How we verified this
The product and regulatory framework set out here is drawn from the FCA's MCOB rules (mortgage and home finance conduct, including the equity release rules in MCOB 8), the FCA register of authorised firms, the Equity Release Council's standards and statistical reports, and the Certificate in Regulated Equity Release syllabus. The role of the Financial Ombudsman Service and Financial Services Compensation Scheme is taken from their published consumer guidance. The percentages quoted are described as ranges because they vary by provider, age and plan; the actual figure for a specific case should be obtained from a qualified equity release adviser. No regulatory or product figure has been invented.

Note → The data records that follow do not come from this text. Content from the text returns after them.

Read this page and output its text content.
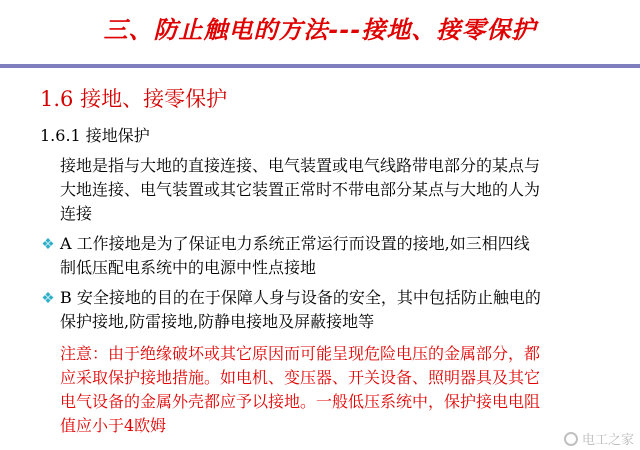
三、防止触电的方法---接地、接零保护
1.6 接地、接零保护
1.6.1 接地保护
接地是指与大地的直接连接、电气装置或电气线路带电部分的某点与
大地连接、电气装置或其它装置正常时不带电部分某点与大地的人为
连接
❖ A 工作接地是为了保证电力系统正常运行而设置的接地,如三相四线
制低压配电系统中的电源中性点接地
❖ B 安全接地的目的在于保障人身与设备的安全，其中包括防止触电的
保护接地,防雷接地,防静电接地及屏蔽接地等
注意：由于绝缘破坏或其它原因而可能呈现危险电压的金属部分，都
应采取保护接地措施。如电机、变压器、开关设备、照明器具及其它
电气设备的金属外壳都应予以接地。一般低压系统中，保护接电电阻
值应小于4欧姆
电工之家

Disclaimer: This article is general information about home reversion as a UK equity release product. It is not personal financial advice and it does not recommend home reversion over a lifetime mortgage or any other alternative. Equity release is a long-term commitment that affects inheritance and benefits. Anyone considering equity release must take advice from an FCA-authorised equity release adviser and instruct an independent solicitor before completing.

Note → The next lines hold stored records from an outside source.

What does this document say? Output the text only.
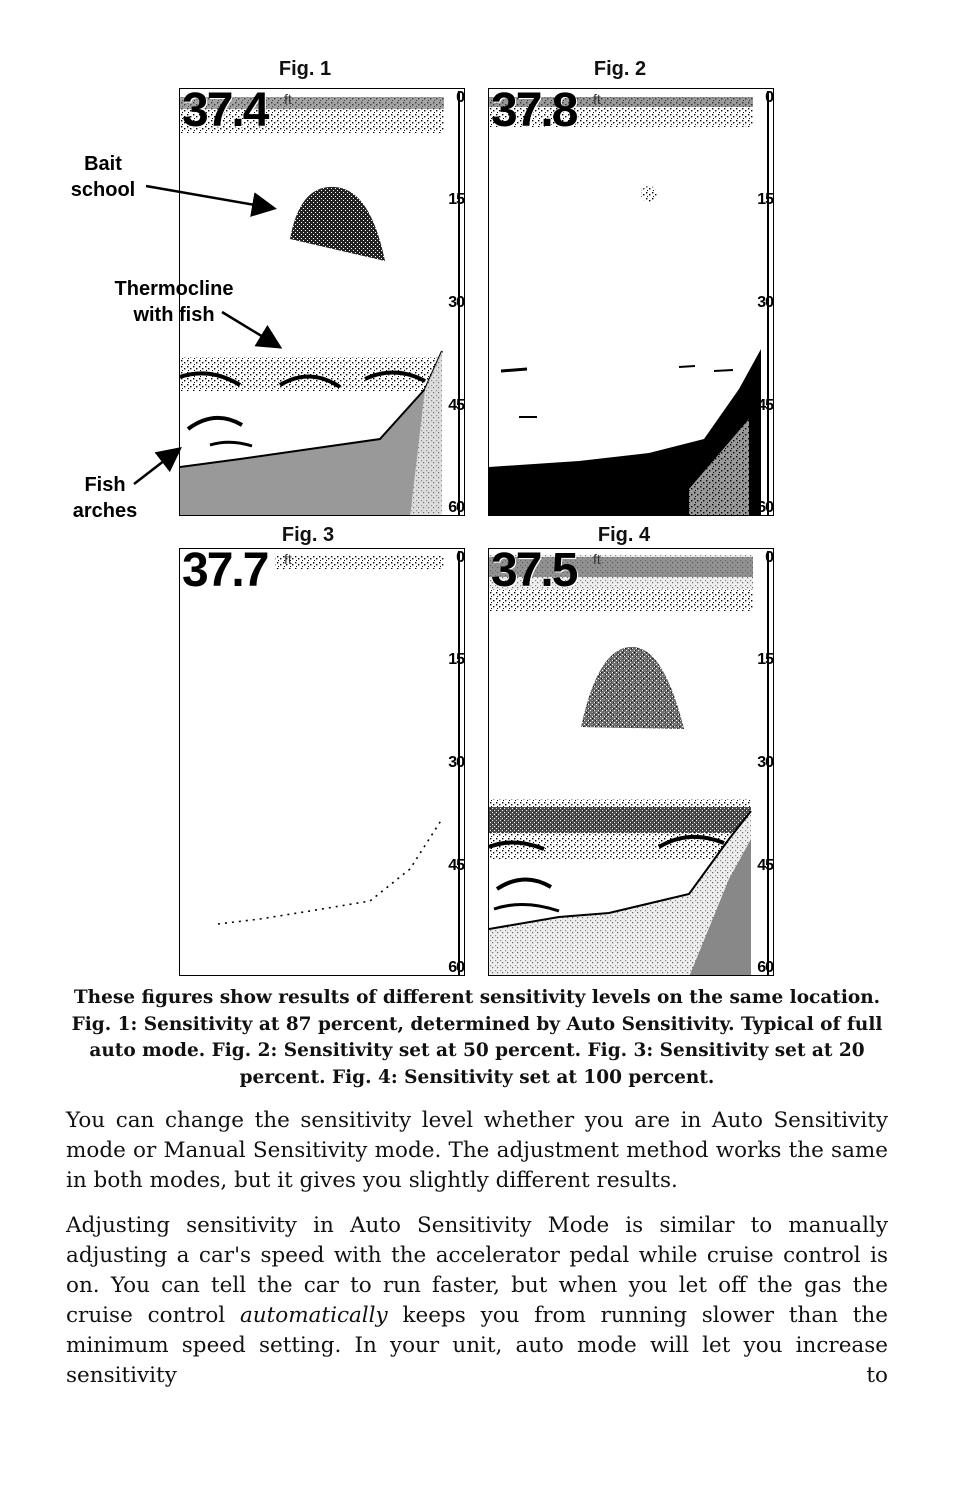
Fig. 1	Fig. 2
Fig. 3	Fig. 4
37.4 ft	0
15
30
45
60
37.8 ft	0
15
30
45
60
37.7 ft	0
15
30
45
60
37.5 ft	0
15
30
45
60
Bait
school
Thermocline
with fish
Fish
arches
These figures show results of different sensitivity levels on the same location. Fig. 1: Sensitivity at 87 percent, determined by Auto Sensitivity. Typical of full auto mode. Fig. 2: Sensitivity set at 50 percent. Fig. 3: Sensitivity set at 20 percent. Fig. 4: Sensitivity set at 100 percent.
You can change the sensitivity level whether you are in Auto Sensitivity mode or Manual Sensitivity mode. The adjustment method works the same in both modes, but it gives you slightly different results.
Adjusting sensitivity in Auto Sensitivity Mode is similar to manually adjusting a car's speed with the accelerator pedal while cruise control is on. You can tell the car to run faster, but when you let off the gas the cruise control automatically keeps you from running slower than the minimum speed setting. In your unit, auto mode will let you increase sensitivity to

Frequently asked questions
What is the difference between home reversion and a lifetime mortgage?
A home reversion plan involves selling part or all of the home to a provider in exchange for a lump sum, while keeping the right to live there for life. A lifetime mortgage is a loan secured against the property, with interest compounding until the loan is repaid from the sale of the property after death or care. Home reversion gives up future capital growth on the sold share; lifetime mortgages keep capital growth but expose the homeowner to compounding interest.
How much will I get from a home reversion plan?
Typically between 20 and 60 percent of the market value of the share sold, depending on the homeowner's age. Older homeowners receive a higher percentage because the provider's expected holding period is shorter. The actual offer is set by the provider's actuarial calculation and the independent RICS valuation of the property.
Can I still leave my home to my children with home reversion?
Only the share of the property that has not been sold to the provider remains in the homeowner's estate. If 60 percent of the home was sold, beneficiaries inherit 40 percent of the eventual sale proceeds. The unsold share continues to track house prices, so beneficiaries also receive the growth on that share. Selling 100 percent leaves nothing in the estate for the property itself.
Is home reversion regulated by the FCA?
Yes. Home reversion plans are FCA-regulated under MCOB 8. Providers must be FCA-authorised, advisers must hold the Certificate in Regulated Equity Release qualification, and the suitability process is documented and supervised. Most providers are also members of the Equity Release Council, which sets additional consumer protection standards including the no negative equity guarantee.
Can I cancel or unwind a home reversion plan?
In most plans, no. The sale to the provider is a permanent transfer of the share. Some plans allow the homeowner to buy back the share at market value if circumstances change, but this is not standard and the cost would normally be prohibitive. The decision to enter a home reversion plan should be treated as long-term and irreversible; this is one of the reasons FCA rules require independent advice and a solicitor.